Sono più di seicento i creditori del crac dell’azienda
Fallimento Nonostante i tentativi la Hemmond è stata dichiarata fallita cinque anni fa dal tribunale di Perugia


Elio C. Bertoldi


PERUGIA – Verrà messo in vendita il capannone della Hemmond per cercare di recuperare quanto possibile per fronteggiare le richieste della massa passiva (oltre seicento domande presentate al curatore fallimentare). Non essendoci più magazzino, non essendoci più macchinari, l’unico bene a disposizione per cercare di racimolare qualcosa sono le mura del laboratorio tessile, che si trova nella zona industriale di Bastia Umbra.
Il fallimento della Hemmond è ormai nelle mani della procura della repubblica (è seguito dai magistrati   Sergio Sottani e Manuela Comodi), che hanno indagato cinque soggetti (tre bastioli, un perugino ed un pescarese) e che sarebbero ormai pronti, chiuse le indagini preliminari, a chiedere il rinvio a giudizio dei cinque .
Due degli indagati – assistiti dagli avvocati David Brunelli e Donatella Tesei – sono accusati di bancarotta per occultamento e distrazione di beni (per oltre 24 milioni di euro, di cui oltre 14 milioni di euro quale valore della rimanenza e 10 milioni quale ammontare dei maggiori ricavi presunti) e per aver sottratto i libri e le altre scritture contabili in modo da non rendere possibile la ricostruzione del patrimonio e del movimento degli affari. Reati commessi a fine giugno 2002 (che è poi la data in cui il tribunale di Perugia, sezione fallimentare, ha dichiarato fallita la società Hemmond). I due si difendono, in particolare con una memoria, nella quale ricostruiscono gli eventi pre-fallimento, spiegano l’intera vicenda e forniscono una versione dei fatti, protesa a scagionarli.
Il terzo imputato – assistito dall’avvocato Gioia Cecchini – è indagato per aver presentato domanda di ammissione al passivo per un credito di più di un milione di euro “fraudolentemente simulato”, secondo la procura, perché relativo a prestazioni professionali in parte già pagate dalla società prima della dichiarazione di fallimento e in parte non eseguite nell’interesse della società, ma di singoli soci (fatti consumati nel settembre del 2002).

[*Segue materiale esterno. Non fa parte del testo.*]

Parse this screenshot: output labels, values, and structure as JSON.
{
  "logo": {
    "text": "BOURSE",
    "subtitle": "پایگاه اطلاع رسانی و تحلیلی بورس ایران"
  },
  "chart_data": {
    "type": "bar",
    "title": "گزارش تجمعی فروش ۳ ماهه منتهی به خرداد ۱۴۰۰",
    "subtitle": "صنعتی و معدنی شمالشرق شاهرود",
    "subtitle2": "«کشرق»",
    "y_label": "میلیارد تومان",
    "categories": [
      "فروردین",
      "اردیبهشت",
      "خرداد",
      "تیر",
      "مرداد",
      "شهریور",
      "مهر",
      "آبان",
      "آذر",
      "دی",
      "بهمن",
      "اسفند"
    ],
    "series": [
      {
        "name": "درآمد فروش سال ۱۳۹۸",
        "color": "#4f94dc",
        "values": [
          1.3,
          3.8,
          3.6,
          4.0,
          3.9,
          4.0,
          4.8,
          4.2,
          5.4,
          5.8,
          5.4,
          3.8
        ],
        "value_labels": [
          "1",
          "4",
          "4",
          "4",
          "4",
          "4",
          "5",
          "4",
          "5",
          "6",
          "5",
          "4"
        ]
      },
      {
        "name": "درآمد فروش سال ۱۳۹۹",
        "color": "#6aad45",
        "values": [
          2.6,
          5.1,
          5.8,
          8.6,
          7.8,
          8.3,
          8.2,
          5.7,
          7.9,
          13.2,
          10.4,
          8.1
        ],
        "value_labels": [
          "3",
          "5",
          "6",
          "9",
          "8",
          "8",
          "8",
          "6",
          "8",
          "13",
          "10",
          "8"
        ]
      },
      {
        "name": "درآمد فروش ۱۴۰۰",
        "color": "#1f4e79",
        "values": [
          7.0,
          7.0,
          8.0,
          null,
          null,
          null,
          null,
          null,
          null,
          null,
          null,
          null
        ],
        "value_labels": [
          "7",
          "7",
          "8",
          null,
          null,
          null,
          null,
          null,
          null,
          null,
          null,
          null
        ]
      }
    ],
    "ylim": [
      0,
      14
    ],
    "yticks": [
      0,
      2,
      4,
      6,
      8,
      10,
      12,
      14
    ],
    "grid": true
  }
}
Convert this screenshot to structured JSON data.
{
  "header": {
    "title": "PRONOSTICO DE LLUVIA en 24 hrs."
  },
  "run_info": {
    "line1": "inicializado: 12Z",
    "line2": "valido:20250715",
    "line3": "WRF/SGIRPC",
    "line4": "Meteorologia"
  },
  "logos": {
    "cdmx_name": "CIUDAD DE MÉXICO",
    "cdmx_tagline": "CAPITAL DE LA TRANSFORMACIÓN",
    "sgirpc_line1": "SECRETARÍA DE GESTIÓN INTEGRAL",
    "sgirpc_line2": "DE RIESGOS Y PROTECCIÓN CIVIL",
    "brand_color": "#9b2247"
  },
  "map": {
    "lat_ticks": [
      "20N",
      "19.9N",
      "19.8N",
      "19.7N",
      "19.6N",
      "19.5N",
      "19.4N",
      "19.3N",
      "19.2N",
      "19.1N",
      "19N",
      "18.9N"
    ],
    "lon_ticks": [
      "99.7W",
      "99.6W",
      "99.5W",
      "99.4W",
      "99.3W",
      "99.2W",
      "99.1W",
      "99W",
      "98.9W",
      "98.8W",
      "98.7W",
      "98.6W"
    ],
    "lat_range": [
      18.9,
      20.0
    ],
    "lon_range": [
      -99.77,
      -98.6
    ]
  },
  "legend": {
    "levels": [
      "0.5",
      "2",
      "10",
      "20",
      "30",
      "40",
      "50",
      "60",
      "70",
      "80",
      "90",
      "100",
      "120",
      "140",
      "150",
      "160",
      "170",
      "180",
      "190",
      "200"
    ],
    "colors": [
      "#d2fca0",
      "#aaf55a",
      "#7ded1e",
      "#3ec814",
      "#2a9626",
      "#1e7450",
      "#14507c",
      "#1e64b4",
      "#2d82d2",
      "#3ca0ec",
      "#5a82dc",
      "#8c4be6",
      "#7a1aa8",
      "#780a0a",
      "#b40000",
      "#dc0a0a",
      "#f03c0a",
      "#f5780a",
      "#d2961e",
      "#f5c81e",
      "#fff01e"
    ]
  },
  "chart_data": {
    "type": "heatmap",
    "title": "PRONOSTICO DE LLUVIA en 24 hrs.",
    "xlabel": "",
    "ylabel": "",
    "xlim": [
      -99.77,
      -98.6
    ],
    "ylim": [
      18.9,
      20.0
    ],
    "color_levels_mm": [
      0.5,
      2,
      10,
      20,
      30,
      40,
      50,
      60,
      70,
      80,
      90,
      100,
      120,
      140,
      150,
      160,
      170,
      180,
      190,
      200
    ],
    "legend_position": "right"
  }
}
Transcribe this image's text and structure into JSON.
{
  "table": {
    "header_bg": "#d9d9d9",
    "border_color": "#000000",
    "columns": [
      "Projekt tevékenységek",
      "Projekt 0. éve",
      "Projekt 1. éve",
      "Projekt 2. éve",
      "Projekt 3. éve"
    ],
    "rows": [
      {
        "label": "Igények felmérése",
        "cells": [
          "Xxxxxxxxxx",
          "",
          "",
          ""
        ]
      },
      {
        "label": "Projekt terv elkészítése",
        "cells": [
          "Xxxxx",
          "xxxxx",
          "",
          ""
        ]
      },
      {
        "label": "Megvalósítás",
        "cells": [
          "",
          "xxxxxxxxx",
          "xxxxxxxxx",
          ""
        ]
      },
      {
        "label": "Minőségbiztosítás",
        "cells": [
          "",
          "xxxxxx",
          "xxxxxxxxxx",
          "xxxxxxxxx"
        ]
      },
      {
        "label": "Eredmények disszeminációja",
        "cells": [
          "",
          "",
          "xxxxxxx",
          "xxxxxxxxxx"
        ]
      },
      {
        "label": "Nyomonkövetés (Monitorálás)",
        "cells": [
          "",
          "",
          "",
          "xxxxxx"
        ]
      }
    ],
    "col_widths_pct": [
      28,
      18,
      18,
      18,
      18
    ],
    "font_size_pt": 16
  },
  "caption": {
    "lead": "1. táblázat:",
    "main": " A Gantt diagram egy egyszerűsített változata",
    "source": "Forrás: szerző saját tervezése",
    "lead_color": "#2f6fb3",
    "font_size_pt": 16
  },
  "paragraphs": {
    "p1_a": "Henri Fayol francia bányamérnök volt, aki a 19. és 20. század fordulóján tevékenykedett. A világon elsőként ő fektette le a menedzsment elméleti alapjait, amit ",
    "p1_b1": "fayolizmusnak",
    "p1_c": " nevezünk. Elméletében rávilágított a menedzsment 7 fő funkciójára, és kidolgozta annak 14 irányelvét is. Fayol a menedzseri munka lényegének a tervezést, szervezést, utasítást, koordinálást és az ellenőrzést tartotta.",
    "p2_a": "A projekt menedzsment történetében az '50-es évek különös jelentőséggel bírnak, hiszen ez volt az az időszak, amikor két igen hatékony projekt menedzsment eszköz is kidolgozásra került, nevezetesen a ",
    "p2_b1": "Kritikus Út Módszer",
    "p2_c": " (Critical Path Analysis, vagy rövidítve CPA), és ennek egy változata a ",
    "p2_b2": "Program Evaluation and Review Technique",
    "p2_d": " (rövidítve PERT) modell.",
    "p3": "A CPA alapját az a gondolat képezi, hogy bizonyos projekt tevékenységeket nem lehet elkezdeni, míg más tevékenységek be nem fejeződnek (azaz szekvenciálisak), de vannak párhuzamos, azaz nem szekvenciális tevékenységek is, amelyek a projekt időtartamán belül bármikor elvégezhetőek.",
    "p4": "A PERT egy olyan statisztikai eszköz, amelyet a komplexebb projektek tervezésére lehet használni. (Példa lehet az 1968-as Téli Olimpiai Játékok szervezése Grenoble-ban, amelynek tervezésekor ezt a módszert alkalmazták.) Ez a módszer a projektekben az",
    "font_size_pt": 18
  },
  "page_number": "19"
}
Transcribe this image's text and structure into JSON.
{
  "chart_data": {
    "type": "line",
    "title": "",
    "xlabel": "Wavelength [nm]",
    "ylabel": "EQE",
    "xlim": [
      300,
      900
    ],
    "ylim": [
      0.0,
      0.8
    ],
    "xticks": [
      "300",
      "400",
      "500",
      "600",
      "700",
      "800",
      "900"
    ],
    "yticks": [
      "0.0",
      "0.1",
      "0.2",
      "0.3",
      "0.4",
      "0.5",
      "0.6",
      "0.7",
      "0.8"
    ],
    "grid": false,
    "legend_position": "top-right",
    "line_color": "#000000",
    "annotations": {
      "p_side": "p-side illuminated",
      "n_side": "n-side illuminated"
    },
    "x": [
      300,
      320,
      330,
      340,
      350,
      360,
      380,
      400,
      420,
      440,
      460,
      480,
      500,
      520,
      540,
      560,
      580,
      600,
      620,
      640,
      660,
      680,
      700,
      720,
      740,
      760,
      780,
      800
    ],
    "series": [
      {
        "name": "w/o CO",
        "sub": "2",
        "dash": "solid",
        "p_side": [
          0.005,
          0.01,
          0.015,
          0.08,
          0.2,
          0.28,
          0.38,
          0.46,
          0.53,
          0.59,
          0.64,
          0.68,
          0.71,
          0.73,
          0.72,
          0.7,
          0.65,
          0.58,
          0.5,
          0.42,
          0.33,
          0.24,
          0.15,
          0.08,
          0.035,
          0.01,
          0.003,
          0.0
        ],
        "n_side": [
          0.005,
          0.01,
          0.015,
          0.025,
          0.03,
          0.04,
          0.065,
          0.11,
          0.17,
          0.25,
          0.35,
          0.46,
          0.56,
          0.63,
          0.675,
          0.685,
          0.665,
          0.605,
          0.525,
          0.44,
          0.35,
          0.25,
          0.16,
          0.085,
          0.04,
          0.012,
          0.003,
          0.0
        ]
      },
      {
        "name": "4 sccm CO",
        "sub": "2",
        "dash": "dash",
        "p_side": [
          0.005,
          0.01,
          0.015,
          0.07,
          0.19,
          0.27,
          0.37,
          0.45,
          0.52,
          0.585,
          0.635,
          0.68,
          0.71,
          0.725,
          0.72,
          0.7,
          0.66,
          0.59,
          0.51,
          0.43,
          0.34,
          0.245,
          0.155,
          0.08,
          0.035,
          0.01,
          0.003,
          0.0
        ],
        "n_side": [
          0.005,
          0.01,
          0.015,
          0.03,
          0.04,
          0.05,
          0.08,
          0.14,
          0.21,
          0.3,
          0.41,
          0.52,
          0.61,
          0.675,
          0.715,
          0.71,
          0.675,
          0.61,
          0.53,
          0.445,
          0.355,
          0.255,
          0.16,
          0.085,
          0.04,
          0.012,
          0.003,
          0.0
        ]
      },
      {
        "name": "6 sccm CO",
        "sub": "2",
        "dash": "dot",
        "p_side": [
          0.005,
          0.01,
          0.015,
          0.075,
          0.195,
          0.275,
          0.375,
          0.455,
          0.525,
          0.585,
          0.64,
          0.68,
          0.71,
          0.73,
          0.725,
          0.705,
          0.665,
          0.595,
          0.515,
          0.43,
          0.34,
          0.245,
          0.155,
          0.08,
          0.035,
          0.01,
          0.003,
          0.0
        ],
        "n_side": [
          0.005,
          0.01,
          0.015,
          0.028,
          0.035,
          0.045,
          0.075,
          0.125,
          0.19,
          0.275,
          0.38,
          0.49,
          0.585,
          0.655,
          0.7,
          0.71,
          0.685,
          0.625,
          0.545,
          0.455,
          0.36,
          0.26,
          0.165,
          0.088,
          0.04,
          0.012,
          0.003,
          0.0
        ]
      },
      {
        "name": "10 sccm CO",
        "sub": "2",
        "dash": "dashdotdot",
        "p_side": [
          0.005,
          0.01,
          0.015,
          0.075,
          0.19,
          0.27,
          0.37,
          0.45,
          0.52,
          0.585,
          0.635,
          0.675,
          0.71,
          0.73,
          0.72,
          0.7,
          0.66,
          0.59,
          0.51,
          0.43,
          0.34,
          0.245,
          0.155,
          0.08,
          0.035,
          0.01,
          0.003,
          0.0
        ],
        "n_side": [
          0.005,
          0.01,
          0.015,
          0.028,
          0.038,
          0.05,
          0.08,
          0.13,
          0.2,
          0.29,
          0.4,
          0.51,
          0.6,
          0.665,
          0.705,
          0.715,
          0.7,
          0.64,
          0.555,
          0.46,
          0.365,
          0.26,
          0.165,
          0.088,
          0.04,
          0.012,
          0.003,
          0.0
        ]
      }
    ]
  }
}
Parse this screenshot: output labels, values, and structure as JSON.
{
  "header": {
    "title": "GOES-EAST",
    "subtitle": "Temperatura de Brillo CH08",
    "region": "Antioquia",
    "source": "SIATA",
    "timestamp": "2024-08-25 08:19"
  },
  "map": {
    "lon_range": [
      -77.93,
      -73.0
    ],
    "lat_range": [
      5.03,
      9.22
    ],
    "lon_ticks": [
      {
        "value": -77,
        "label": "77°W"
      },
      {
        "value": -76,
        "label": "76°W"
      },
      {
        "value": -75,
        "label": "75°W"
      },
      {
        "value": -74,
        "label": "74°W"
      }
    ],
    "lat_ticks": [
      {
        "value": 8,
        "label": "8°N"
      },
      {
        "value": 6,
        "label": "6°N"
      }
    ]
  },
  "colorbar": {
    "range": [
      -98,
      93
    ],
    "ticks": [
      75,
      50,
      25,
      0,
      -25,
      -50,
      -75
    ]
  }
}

Contro il quarto imputato – difeso dall’avvocato Fernando Mucci – sono ipotizzati i reati di truffa (per aver indotto in errore il curatore con artifizi e raggiri) e appropriazione indebita (per essersi impossessato di 6 automezzi, attrezzature di ufficio e capi di abbigliamento finiti, che erano stipati nei magazzini), cagionando al fallimento un danno di rilevante entità. L’ultimo indagato, infine (che si è affidato all’avvocato Gioia Cecchini), è indagato per aver sottratto o distratto, vendendoli a terzi, beni della società fallita.
Questo secondo gruppo di indagati – che rispondono di reati che sarebbero stati consumati nel post fallimento (mentre i primi due avrebbero commesso reati nella fase del pre-fallimento – avrebbe presentato memorie e avrebbe fatto svolgere anche indagini investigative autonome (come previsto dalla legge) per dimostrare la propria innocenza e la propria estraneità ai fatti contestati.
Il caso è sicuramente complicato e complesso anche perché entrano in gioco una serie di rapporti anche con banche estere oltre alla vicenda dell’affitto dell’azienda.